Van Grinsven says he knew what he wanted in developing this latest innovation in health care — and he wanted Prentice.

“In
the old days, medicine was food,” says van Grinsven, who before joining
the hospital in 2006, served as vice president of the Ritz-Carlton
chain.

“Today food is killing us,” he says. “Our goal is to take health and healing beyond the boundaries of imagination.

“Henry
Ford West Bloomfield will be a place for everybody, not just those who
are ill but those who want to learn to start living a better life.”

Van
Grinsven also is proud of the hospital’s partnership with Schoolcraft
College in Livonia to create the first hospital culinary learning
institute in the world. “This will bring additional revenue to the area
as students from across the country will come to spend a week learning
about this new industry of healthy hospital food,” he says.

“Nobody
has done this before,” adds Sven Gierlinger, hospitality services
director. “We are working with several of the community schools and
their apprentice programs.” Chefs from Schoolcraft College, including
Certified Master Chef Jeff Gabriel, will be conducting cooking demos,
as will chef Kelli Lewton-Secondino.

“You can feel the healing
energy of the place,” says Lewton-Secondino, chef/owner of Pure Food 2
U in Royal Oak, which focuses on organics. “We’re going to be teaching
people how to take food back. Hopefully we will be raising a whole
generation of kids who’ll have the opportunity to eat real food.”

Big undertaking

Prentice’s
corporate chef, Frank Turner, who’s been with restaurant group for 15
years, will serve as executive chef of Henry Ford West Bloomfield, and
Turner says he’s excited about the prospect of creating 800-1,000
lunches and 500-600 dinners daily.

“It’s our chance to do something good, and Henry Ford has the ability to change the world of health-care food,” says Turner.

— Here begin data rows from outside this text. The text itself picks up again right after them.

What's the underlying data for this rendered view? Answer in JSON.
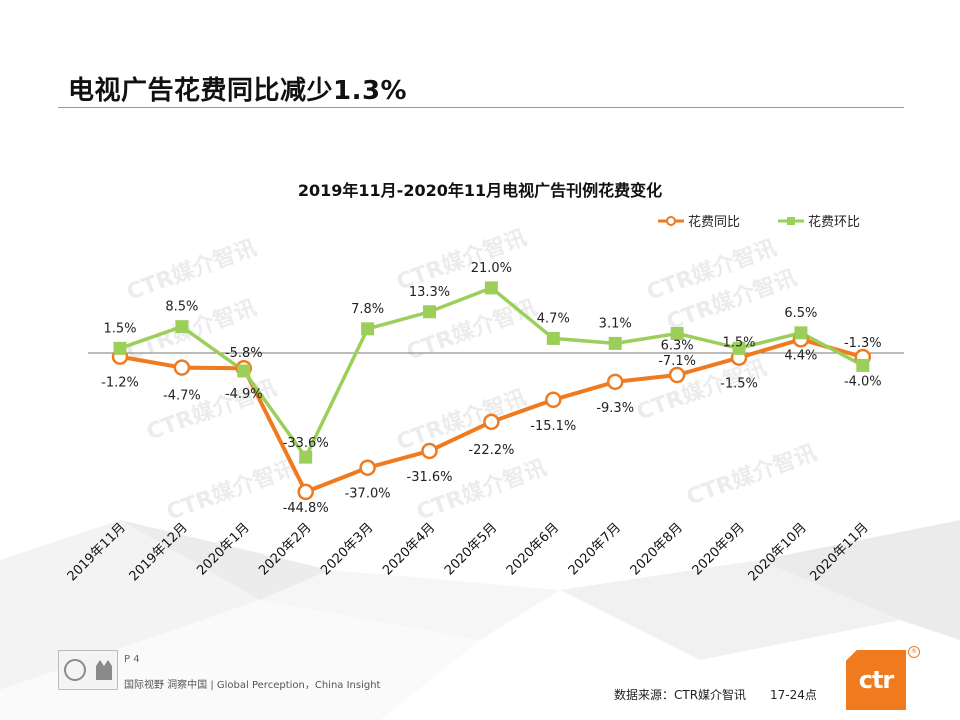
{
  "slide": {
    "title": "电视广告花费同比减少1.3%"
  },
  "watermark": "CTR媒介智讯",
  "footer": {
    "page": "P 4",
    "slogan": "国际视野 洞察中国 | Global Perception，China Insight",
    "source": "数据来源：CTR媒介智讯　　17-24点",
    "logo": "ctr",
    "logo_reg": "®"
  },
  "colors": {
    "yoy": "#f07a1e",
    "mom": "#9ccf5a",
    "accent": "#f07a1e"
  },
  "chart_data": {
    "type": "line",
    "title": "2019年11月-2020年11月电视广告刊例花费变化",
    "categories": [
      "2019年11月",
      "2019年12月",
      "2020年1月",
      "2020年2月",
      "2020年3月",
      "2020年4月",
      "2020年5月",
      "2020年6月",
      "2020年7月",
      "2020年8月",
      "2020年9月",
      "2020年10月",
      "2020年11月"
    ],
    "series": [
      {
        "name": "花费同比",
        "color": "#f07a1e",
        "marker": "circle",
        "values": [
          -1.2,
          -4.7,
          -4.9,
          -44.8,
          -37.0,
          -31.6,
          -22.2,
          -15.1,
          -9.3,
          -7.1,
          -1.5,
          4.4,
          -1.3
        ],
        "labels": [
          "-1.2%",
          "-4.7%",
          "-4.9%",
          "-44.8%",
          "-37.0%",
          "-31.6%",
          "-22.2%",
          "-15.1%",
          "-9.3%",
          "-7.1%",
          "-1.5%",
          "4.4%",
          "-1.3%"
        ]
      },
      {
        "name": "花费环比",
        "color": "#9ccf5a",
        "marker": "square",
        "values": [
          1.5,
          8.5,
          -5.8,
          -33.6,
          7.8,
          13.3,
          21.0,
          4.7,
          3.1,
          6.3,
          1.5,
          6.5,
          -4.0
        ],
        "labels": [
          "1.5%",
          "8.5%",
          "-5.8%",
          "-33.6%",
          "7.8%",
          "13.3%",
          "21.0%",
          "4.7%",
          "3.1%",
          "6.3%",
          "1.5%",
          "6.5%",
          "-4.0%"
        ]
      }
    ],
    "legend_position": "top-right",
    "grid": false,
    "zero_line": true
  }
}
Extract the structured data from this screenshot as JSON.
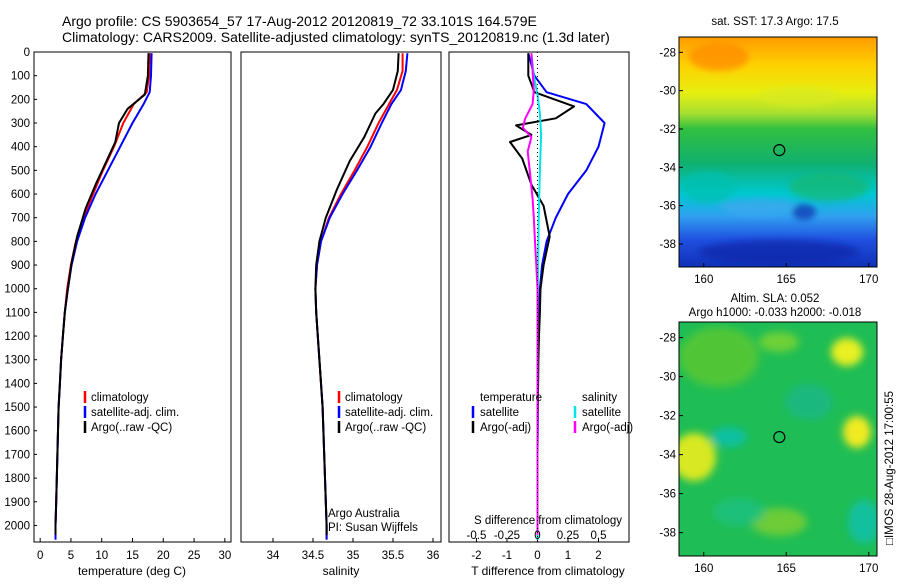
{
  "header": {
    "line1": "Argo profile: CS 5903654_57 17-Aug-2012 20120819_72 33.101S 164.579E",
    "line2": "Climatology: CARS2009. Satellite-adjusted climatology: synTS_20120819.nc (1.3d later)"
  },
  "colors": {
    "red": "#ff0000",
    "blue": "#0000ff",
    "black": "#000000",
    "cyan": "#00e5e5",
    "magenta": "#ff00ff"
  },
  "chart_data": [
    {
      "type": "line",
      "id": "temperature",
      "xlabel": "temperature (deg C)",
      "ylim": [
        2070,
        0
      ],
      "xlim": [
        -1,
        31
      ],
      "xticks": [
        0,
        5,
        10,
        15,
        20,
        25,
        30
      ],
      "yticks": [
        0,
        100,
        200,
        300,
        400,
        500,
        600,
        700,
        800,
        900,
        1000,
        1100,
        1200,
        1300,
        1400,
        1500,
        1600,
        1700,
        1800,
        1900,
        2000
      ],
      "legend": [
        "climatology",
        "satellite-adj. clim.",
        "Argo(..raw -QC)"
      ],
      "series": [
        {
          "name": "climatology",
          "color": "red",
          "points": [
            [
              17.8,
              5
            ],
            [
              17.7,
              100
            ],
            [
              17.3,
              170
            ],
            [
              15.2,
              220
            ],
            [
              13.5,
              300
            ],
            [
              12.0,
              400
            ],
            [
              10.2,
              500
            ],
            [
              8.6,
              600
            ],
            [
              7.0,
              700
            ],
            [
              5.8,
              800
            ],
            [
              5.0,
              900
            ],
            [
              4.4,
              1000
            ],
            [
              4.0,
              1100
            ],
            [
              3.7,
              1200
            ],
            [
              3.4,
              1300
            ],
            [
              3.2,
              1400
            ],
            [
              3.0,
              1500
            ],
            [
              2.9,
              1600
            ],
            [
              2.8,
              1700
            ],
            [
              2.7,
              1800
            ],
            [
              2.6,
              1900
            ],
            [
              2.5,
              2000
            ],
            [
              2.5,
              2060
            ]
          ]
        },
        {
          "name": "satellite-adj. clim.",
          "color": "blue",
          "points": [
            [
              18.1,
              5
            ],
            [
              18.0,
              100
            ],
            [
              17.8,
              170
            ],
            [
              16.8,
              220
            ],
            [
              15.0,
              300
            ],
            [
              13.0,
              400
            ],
            [
              11.0,
              500
            ],
            [
              9.0,
              600
            ],
            [
              7.3,
              700
            ],
            [
              6.0,
              800
            ],
            [
              5.1,
              900
            ],
            [
              4.5,
              1000
            ],
            [
              4.0,
              1100
            ],
            [
              3.7,
              1200
            ],
            [
              3.4,
              1300
            ],
            [
              3.2,
              1400
            ],
            [
              3.0,
              1500
            ],
            [
              2.9,
              1600
            ],
            [
              2.8,
              1700
            ],
            [
              2.7,
              1800
            ],
            [
              2.6,
              1900
            ],
            [
              2.5,
              2000
            ],
            [
              2.5,
              2060
            ]
          ]
        },
        {
          "name": "Argo(..raw -QC)",
          "color": "black",
          "points": [
            [
              17.6,
              5
            ],
            [
              17.5,
              100
            ],
            [
              17.0,
              180
            ],
            [
              14.2,
              240
            ],
            [
              12.8,
              300
            ],
            [
              12.2,
              380
            ],
            [
              10.8,
              460
            ],
            [
              9.0,
              560
            ],
            [
              7.4,
              660
            ],
            [
              6.0,
              780
            ],
            [
              5.1,
              890
            ],
            [
              4.5,
              1000
            ],
            [
              4.0,
              1100
            ],
            [
              3.7,
              1200
            ],
            [
              3.4,
              1300
            ],
            [
              3.2,
              1400
            ],
            [
              3.0,
              1500
            ],
            [
              2.9,
              1600
            ],
            [
              2.8,
              1700
            ],
            [
              2.7,
              1800
            ],
            [
              2.6,
              1900
            ],
            [
              2.5,
              2000
            ],
            [
              2.5,
              2040
            ]
          ]
        }
      ]
    },
    {
      "type": "line",
      "id": "salinity",
      "xlabel": "salinity",
      "ylim": [
        2070,
        0
      ],
      "xlim": [
        33.6,
        36.1
      ],
      "xticks": [
        34,
        34.5,
        35,
        35.5,
        36
      ],
      "legend": [
        "climatology",
        "satellite-adj. clim.",
        "Argo(..raw -QC)"
      ],
      "annotation": [
        "Argo Australia",
        "PI: Susan Wijffels"
      ],
      "series": [
        {
          "name": "climatology",
          "color": "red",
          "points": [
            [
              35.62,
              5
            ],
            [
              35.62,
              80
            ],
            [
              35.55,
              160
            ],
            [
              35.45,
              220
            ],
            [
              35.32,
              300
            ],
            [
              35.18,
              400
            ],
            [
              35.02,
              500
            ],
            [
              34.85,
              600
            ],
            [
              34.7,
              700
            ],
            [
              34.6,
              800
            ],
            [
              34.55,
              900
            ],
            [
              34.53,
              1000
            ],
            [
              34.54,
              1100
            ],
            [
              34.56,
              1200
            ],
            [
              34.58,
              1300
            ],
            [
              34.6,
              1400
            ],
            [
              34.62,
              1500
            ],
            [
              34.63,
              1600
            ],
            [
              34.64,
              1700
            ],
            [
              34.65,
              1800
            ],
            [
              34.66,
              1900
            ],
            [
              34.67,
              2000
            ],
            [
              34.67,
              2060
            ]
          ]
        },
        {
          "name": "satellite-adj. clim.",
          "color": "blue",
          "points": [
            [
              35.68,
              5
            ],
            [
              35.66,
              80
            ],
            [
              35.6,
              160
            ],
            [
              35.48,
              220
            ],
            [
              35.36,
              300
            ],
            [
              35.22,
              400
            ],
            [
              35.05,
              500
            ],
            [
              34.87,
              600
            ],
            [
              34.71,
              700
            ],
            [
              34.6,
              800
            ],
            [
              34.55,
              900
            ],
            [
              34.53,
              1000
            ],
            [
              34.54,
              1100
            ],
            [
              34.56,
              1200
            ],
            [
              34.58,
              1300
            ],
            [
              34.6,
              1400
            ],
            [
              34.62,
              1500
            ],
            [
              34.63,
              1600
            ],
            [
              34.64,
              1700
            ],
            [
              34.65,
              1800
            ],
            [
              34.66,
              1900
            ],
            [
              34.67,
              2000
            ],
            [
              34.67,
              2060
            ]
          ]
        },
        {
          "name": "Argo(..raw -QC)",
          "color": "black",
          "points": [
            [
              35.57,
              5
            ],
            [
              35.56,
              80
            ],
            [
              35.5,
              160
            ],
            [
              35.38,
              220
            ],
            [
              35.28,
              260
            ],
            [
              35.14,
              360
            ],
            [
              34.96,
              460
            ],
            [
              34.8,
              580
            ],
            [
              34.66,
              700
            ],
            [
              34.58,
              800
            ],
            [
              34.54,
              900
            ],
            [
              34.53,
              1000
            ],
            [
              34.54,
              1100
            ],
            [
              34.56,
              1200
            ],
            [
              34.58,
              1300
            ],
            [
              34.6,
              1400
            ],
            [
              34.62,
              1500
            ],
            [
              34.63,
              1600
            ],
            [
              34.64,
              1700
            ],
            [
              34.65,
              1800
            ],
            [
              34.66,
              1900
            ],
            [
              34.67,
              2000
            ],
            [
              34.67,
              2040
            ]
          ]
        }
      ]
    },
    {
      "type": "line",
      "id": "difference",
      "xlabel": "T difference from climatology",
      "xlabel_top": "S difference from climatology",
      "ylim": [
        2070,
        0
      ],
      "xlim": [
        -2.9,
        3.0
      ],
      "xticks": [
        -2,
        -1,
        0,
        1,
        2
      ],
      "xticks_s": [
        "-0.5",
        "-0.25",
        "0",
        "0.25",
        "0.5"
      ],
      "legend_headers": [
        "temperature",
        "salinity"
      ],
      "legend_left": [
        "satellite",
        "Argo(-adj)"
      ],
      "legend_right": [
        "satellite",
        "Argo(-adj)"
      ],
      "series": [
        {
          "name": "T satellite",
          "color": "blue",
          "points": [
            [
              -0.3,
              5
            ],
            [
              -0.1,
              100
            ],
            [
              0.3,
              170
            ],
            [
              1.6,
              220
            ],
            [
              2.2,
              300
            ],
            [
              2.0,
              400
            ],
            [
              1.6,
              500
            ],
            [
              1.0,
              600
            ],
            [
              0.6,
              700
            ],
            [
              0.3,
              800
            ],
            [
              0.15,
              900
            ],
            [
              0.08,
              1000
            ],
            [
              0.05,
              1100
            ],
            [
              0.03,
              1200
            ],
            [
              0.02,
              1300
            ],
            [
              0.02,
              1400
            ],
            [
              0.01,
              1500
            ],
            [
              0.01,
              1600
            ],
            [
              0.0,
              1700
            ],
            [
              0.0,
              1800
            ],
            [
              0.0,
              1900
            ],
            [
              0.0,
              2000
            ],
            [
              0.0,
              2060
            ]
          ]
        },
        {
          "name": "T Argo(-adj)",
          "color": "black",
          "points": [
            [
              -0.3,
              5
            ],
            [
              -0.3,
              100
            ],
            [
              -0.1,
              170
            ],
            [
              1.2,
              230
            ],
            [
              0.6,
              280
            ],
            [
              -0.7,
              310
            ],
            [
              -0.2,
              350
            ],
            [
              -0.9,
              380
            ],
            [
              -0.5,
              450
            ],
            [
              -0.2,
              560
            ],
            [
              0.2,
              650
            ],
            [
              0.4,
              780
            ],
            [
              0.2,
              900
            ],
            [
              0.1,
              1000
            ],
            [
              0.08,
              1100
            ],
            [
              0.05,
              1200
            ],
            [
              0.03,
              1300
            ],
            [
              0.02,
              1400
            ],
            [
              0.01,
              1500
            ],
            [
              0.0,
              1600
            ],
            [
              0.0,
              1700
            ],
            [
              0.0,
              1800
            ],
            [
              0.0,
              1900
            ],
            [
              0.0,
              2000
            ],
            [
              0.0,
              2040
            ]
          ]
        },
        {
          "name": "S satellite",
          "color": "cyan",
          "points": [
            [
              -0.05,
              5
            ],
            [
              -0.03,
              100
            ],
            [
              0.0,
              180
            ],
            [
              0.02,
              260
            ],
            [
              0.03,
              350
            ],
            [
              0.02,
              500
            ],
            [
              0.01,
              700
            ],
            [
              0.005,
              900
            ],
            [
              0.0,
              1100
            ],
            [
              0.0,
              1300
            ],
            [
              0.0,
              1500
            ],
            [
              0.0,
              1700
            ],
            [
              0.0,
              1900
            ],
            [
              0.0,
              2060
            ]
          ]
        },
        {
          "name": "S Argo(-adj)",
          "color": "magenta",
          "points": [
            [
              -0.05,
              5
            ],
            [
              -0.04,
              80
            ],
            [
              -0.03,
              160
            ],
            [
              -0.04,
              220
            ],
            [
              -0.1,
              280
            ],
            [
              -0.12,
              320
            ],
            [
              -0.05,
              360
            ],
            [
              -0.08,
              420
            ],
            [
              -0.06,
              520
            ],
            [
              -0.04,
              620
            ],
            [
              -0.03,
              700
            ],
            [
              -0.02,
              800
            ],
            [
              -0.01,
              900
            ],
            [
              0.0,
              1000
            ],
            [
              0.0,
              1100
            ],
            [
              0.0,
              1200
            ],
            [
              0.0,
              1300
            ],
            [
              0.0,
              1400
            ],
            [
              0.0,
              1500
            ],
            [
              0.0,
              1600
            ],
            [
              0.0,
              1700
            ],
            [
              0.0,
              1800
            ],
            [
              0.0,
              1900
            ],
            [
              0.0,
              2000
            ],
            [
              0.0,
              2040
            ]
          ]
        }
      ]
    },
    {
      "type": "heatmap",
      "id": "sst-map",
      "title": "sat. SST: 17.3  Argo: 17.5",
      "xlim": [
        158.5,
        170.5
      ],
      "ylim": [
        -39.2,
        -27.2
      ],
      "xticks": [
        160,
        165,
        170
      ],
      "yticks": [
        -28,
        -30,
        -32,
        -34,
        -36,
        -38
      ],
      "marker": [
        164.579,
        -33.101
      ]
    },
    {
      "type": "heatmap",
      "id": "sla-map",
      "title": "Altim. SLA: 0.052",
      "subtitle": "Argo h1000: -0.033 h2000: -0.018",
      "xlim": [
        158.5,
        170.5
      ],
      "ylim": [
        -39.2,
        -27.2
      ],
      "xticks": [
        160,
        165,
        170
      ],
      "yticks": [
        -28,
        -30,
        -32,
        -34,
        -36,
        -38
      ],
      "marker": [
        164.579,
        -33.101
      ]
    }
  ],
  "sidebar": {
    "imos_stamp": "□IMOS 28-Aug-2012 17:00:55"
  }
}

Prentice is quick to point out that the food service at the new hospital will not be any more costly than at any other hospital.

Operating
on the same budget, Prentice says he’s using his business experience
and “culinary ingenuity” to keep costs down while bringing organic
fruits and vegetables and other healthy foods to the Henry Ford
community. Local farms that practice sustainable agriculture will
supply much of the produce, and greenhouses on the West Bloomfield
Township property will provide additional food for the hospital
kitchens.

“We’ll save money because we will eliminate waste,”
says Prentice, who often worked into the wee hours on kitchen
blueprints and menus. Because it had never been done before, he
literally wrote the book on how to revolutionize hospital feeding,
creating recipes and even working with an herbalist to design healing
meals.

“Chefs aren’t taught how to cook to heal, they cook to please,” says Prentice. “I knew I could do both.”